John Arnoldi, Managing Director with Colliers International in Toronto notes “We expect to see a lag in the full recovery of the office market with vacancy rates remaining relatively stable until later in the year. However, in 2011 we anticipate the recovery to be in full swing and will see a decline in vacancy rates as they dip below six per cent.”
On the other hand, the GTA’s industrial market is showing faster signs of improvement. As industries occupying industrial space continue to grow, Colliers remains confident that this will continue to translate into demand for future real estate usage. Industrial real estate indicators have already begun to show healthy signs of recovery, and for the first time since 2008, availability has dropped from 6.3 per cent in Q4 2009 to 5.9 per cent in Q1 2010. Asking net rents have also remained below levels observed a year ago, increasing marginally in Q1 2010 from $4.73 to $4.84 per square foot respectively as trade and construction sectors are taking major steps toward recovery.

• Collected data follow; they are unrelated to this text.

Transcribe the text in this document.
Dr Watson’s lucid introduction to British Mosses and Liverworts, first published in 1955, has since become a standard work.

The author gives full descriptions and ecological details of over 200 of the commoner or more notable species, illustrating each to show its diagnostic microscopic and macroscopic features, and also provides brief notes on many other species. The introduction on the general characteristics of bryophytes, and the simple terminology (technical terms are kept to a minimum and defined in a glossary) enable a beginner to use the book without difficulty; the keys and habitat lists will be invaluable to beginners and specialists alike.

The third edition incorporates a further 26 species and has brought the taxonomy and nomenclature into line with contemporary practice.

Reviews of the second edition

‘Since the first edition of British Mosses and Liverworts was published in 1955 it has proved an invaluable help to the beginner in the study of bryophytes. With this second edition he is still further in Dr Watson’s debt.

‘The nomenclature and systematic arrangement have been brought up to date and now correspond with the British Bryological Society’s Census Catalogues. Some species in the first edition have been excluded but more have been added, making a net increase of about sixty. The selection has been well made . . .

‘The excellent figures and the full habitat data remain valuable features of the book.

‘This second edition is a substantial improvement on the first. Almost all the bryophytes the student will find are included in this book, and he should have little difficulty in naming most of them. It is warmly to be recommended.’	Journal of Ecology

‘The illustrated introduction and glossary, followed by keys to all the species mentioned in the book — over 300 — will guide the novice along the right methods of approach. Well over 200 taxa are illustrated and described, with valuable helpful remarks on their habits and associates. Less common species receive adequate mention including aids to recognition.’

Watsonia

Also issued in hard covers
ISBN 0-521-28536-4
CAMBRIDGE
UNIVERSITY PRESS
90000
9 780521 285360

“Construction across the GTA has virtually stopped,” notes Scott Addison, Executive Managing Director, Toronto Region with Colliers International. “With respect to speculative building, real estate decisions have come to a halt, as tenants have postponed decision making or are making more efficient use of their current space. With less competitive options available, we expect rent levels to respond with a moderate increase to above $5.00 per square foot. Bigger pockets of space are anticipated to move quickly, driving down industrial availabilities more quickly, and pushing the market into a better position for future new developments. We’re also confident that industrial availability will decrease below five per cent by 2011.”